Küçük Ayasofya Caddesi 40 numarada bulunan Eresin Crown Hotel’in inşası yapılırken, altından Roma döneminden kalma bir hamam ve çok sayıda tarihi obje çıktı. Arkeoloji Müzesi’nden uzmanların gözetiminde yapılar kazı sırasında ortaya çıkan eser restore edilerek otelin altında olduğu gibi korundu. Bu alandan çıkan 49 parça arkeolojik obje ise otelin içinde sergileniyor. Buradaki eserler MÖ 4. ve MS 6. yüzyıla yayılan dönemlere ait. İstanbul yeraltı kentinin önemli bir parçasını barındıran bu küçük müzeyi mutlaka görmelisiniz.

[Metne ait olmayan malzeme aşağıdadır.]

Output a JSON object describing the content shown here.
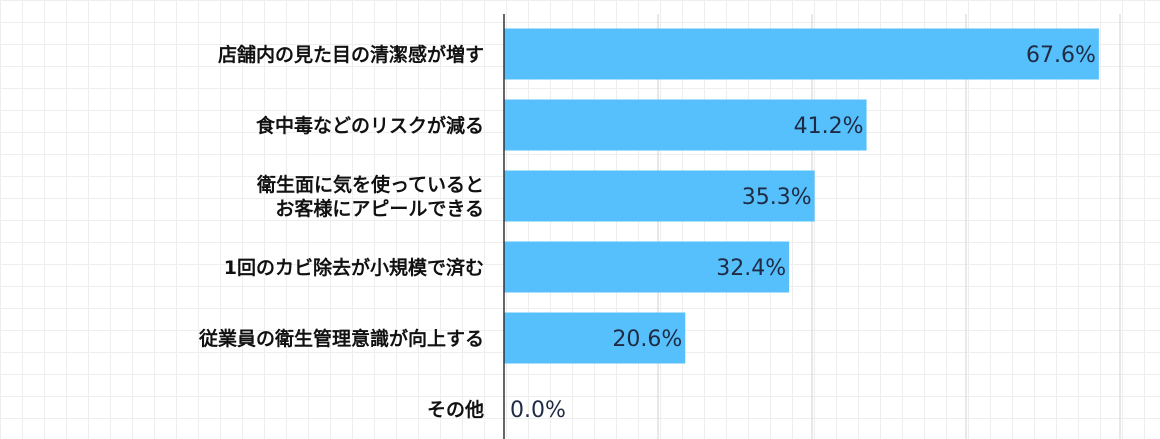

BÜYÜK SARAY TESADÜFEN BULUNDU

Kutlugün Sokağı’nda mağazası bulunan Mehmet Başdoğan, bölgenin en eski halıcılarından biri. ABD’de New York, Atlanta ve High Point’te de şubeleri bulunuyor. Mehmet Bey, 1992’de Kutlugün’e gelerek 31 numarada bulunan binayı satın almış. Dört katlı binanın bahçesi o dönemde otopark olarak kullanılıyormuş. Mehmet Başdoğan, otoparkı kaldırıp bu alana halıların sergilendiği vitrinleri yerleştirmiş. İşçilerin temizlik yaptığı bir gün, bahçenin alt katından eski demir bir kapı çıkmış. Kapıyı açtıklarında geniş bir dehlize doğru uzandığını fark etmişler. Mehmet Bey, hemen Anıtlar Kurulu’na başvurarak izin ve uzman desteği istemiş. Anıtlardan izin çıkmış, uzmanlar ise müzeden gelmiş. Başlamışlar çalışmaya. Tam 680 damperli kamyon dolusu çöp, toprak ve moloz atmışlar ve ortaya olağanüstü bir eser çıkmış. "Burası benim değil, tüm insanlığın ortak malı. Ben tarihe karşı sorumluluğumu yerine getirdim" diyor. Tüm ziyaretçilere kapısı açık. Mekanı çok güzel aydınlatmış. Çoğu zaman kendisi gezdiriyor. İki sene önceki İstanbul Uluslararası Tiyatro Festivali sırasında, oyunlardan biri burada sergilenmiş. Mehmet Bey’in müzesine gittiğinizde Büyük Saray’ın nasıl bir yer olduğu hakkında elle tutulur bir kanıtla karşı karşıya kalıyorsunuz. Tüyleriniz ürperiyor. Bu sarayın içinin ne denli zarif süslemeler ve mozaiklerle döşenmiş olduğunu görmek için de, Mozaik Müzesi’ni ziyaret etmelisiniz.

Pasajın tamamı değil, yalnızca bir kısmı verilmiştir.